JANSEN-TEAM MARSCHIERT UNBEIRRT WEITER UND LÄSST SICH AUCH VON FLENSBORG NICHT STOPPEN

Vor 2939 Zuschauern feierte der Handball Sport Verein Hamburg den nächsten klaren Sieg. Dank einer konzentrierten Vorstellung setzte sich die Mannschaft von Trainer Torsten Jansen mit 33:25 (14:10) gegen den Tabellenneunten DHK Flensborg durch. Kapitän Lukas Ossenkopp war mit elf Treffern einmal mehr erfolgreichster Hamburger Werfer.  

Die Hausherren übernehmen schnell das Kommando
Lediglich die ersten zehn Minuten verliefen bis zum 3:3 ausgeglichen. Als wäre es der Weckruf für die Hamburger gewesen, als Lukas Ossenkopp einen Siebenmeter nicht im Flensborger Tor unterbringen konnte. Fortan steigerten sich die Gastgeber enorm und legten einen Zwischenspurt bis auf 8:4 hin. In dieser Phase stellte das DHK-Team seine Abwehr um, agierte in der Folgezeit nicht mehr in der 5:1-Formation sondern in einem defensiveren 6:0-System. „Wir haben gute Lösungen gefunden und meine Jungs haben das wieder einmal gut gemacht“, sagte Trainer Torsten Jansen auf der anschließenden Pressekonferenz direkt nach dem Spiel. Beim Seitenwechsel stand eine Vier-Tore-Führung auf der Anzeigentafel.
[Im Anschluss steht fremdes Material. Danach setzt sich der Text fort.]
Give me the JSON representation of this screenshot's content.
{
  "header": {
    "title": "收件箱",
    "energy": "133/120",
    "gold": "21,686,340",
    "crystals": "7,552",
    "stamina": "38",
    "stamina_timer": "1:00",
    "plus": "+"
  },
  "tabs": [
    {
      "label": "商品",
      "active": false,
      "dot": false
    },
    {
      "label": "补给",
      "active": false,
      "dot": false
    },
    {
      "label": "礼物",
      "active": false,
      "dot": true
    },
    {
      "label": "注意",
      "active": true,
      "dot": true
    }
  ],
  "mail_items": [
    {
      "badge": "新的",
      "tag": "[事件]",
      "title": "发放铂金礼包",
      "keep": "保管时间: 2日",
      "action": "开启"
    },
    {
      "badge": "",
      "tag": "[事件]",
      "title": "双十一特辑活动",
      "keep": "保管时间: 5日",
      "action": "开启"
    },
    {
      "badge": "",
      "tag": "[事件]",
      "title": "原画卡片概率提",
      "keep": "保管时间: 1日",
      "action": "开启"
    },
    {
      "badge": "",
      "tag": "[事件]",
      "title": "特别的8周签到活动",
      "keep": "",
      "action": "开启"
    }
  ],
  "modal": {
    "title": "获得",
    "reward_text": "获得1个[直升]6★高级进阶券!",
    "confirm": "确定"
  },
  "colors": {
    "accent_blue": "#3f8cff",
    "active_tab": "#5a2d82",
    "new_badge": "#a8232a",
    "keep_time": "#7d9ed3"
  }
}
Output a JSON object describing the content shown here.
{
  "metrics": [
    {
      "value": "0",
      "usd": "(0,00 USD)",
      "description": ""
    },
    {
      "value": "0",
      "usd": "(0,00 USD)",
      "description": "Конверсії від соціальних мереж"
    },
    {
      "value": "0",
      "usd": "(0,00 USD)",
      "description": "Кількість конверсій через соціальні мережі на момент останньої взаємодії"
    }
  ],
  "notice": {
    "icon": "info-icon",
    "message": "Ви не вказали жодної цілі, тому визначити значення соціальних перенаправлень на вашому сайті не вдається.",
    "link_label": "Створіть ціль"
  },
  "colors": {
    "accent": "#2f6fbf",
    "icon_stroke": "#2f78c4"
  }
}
Erste Viertelstunde in Halbzeit zwei war schon beeindruckend
Die Startphase in den zweiten Abschnitt verlief genau nach dem Geschmack von Jansen. Nach dem 17:13 (38.) zog der Favorit das Tempo wieder merklich an und hatte beim 23:14 (45.) einmal mehr für eine frühzeitige Entscheidung gesorgt. Lukas Ossenkopp mit nun sicher verwandelten Siebenmetern, sowie Kevin Herbst als auch Leif Tissier waren in dieser Phase die Vollstrecker. Zudem schwächten sich die Gäste selber, als kurze Zeit später Rückraumspieler Tjark Desler nach grobem Foulspiel zum vorzeitigen Duschen geschickt wurde. „Wir können uns einfach nicht mit so einem Team wie Hamburg messen. Dafür haben wir uns aber insgesamt gut aus der Affäre gezogen“, sagte Torben Walluks, der Trainer vom DHK Flensborg.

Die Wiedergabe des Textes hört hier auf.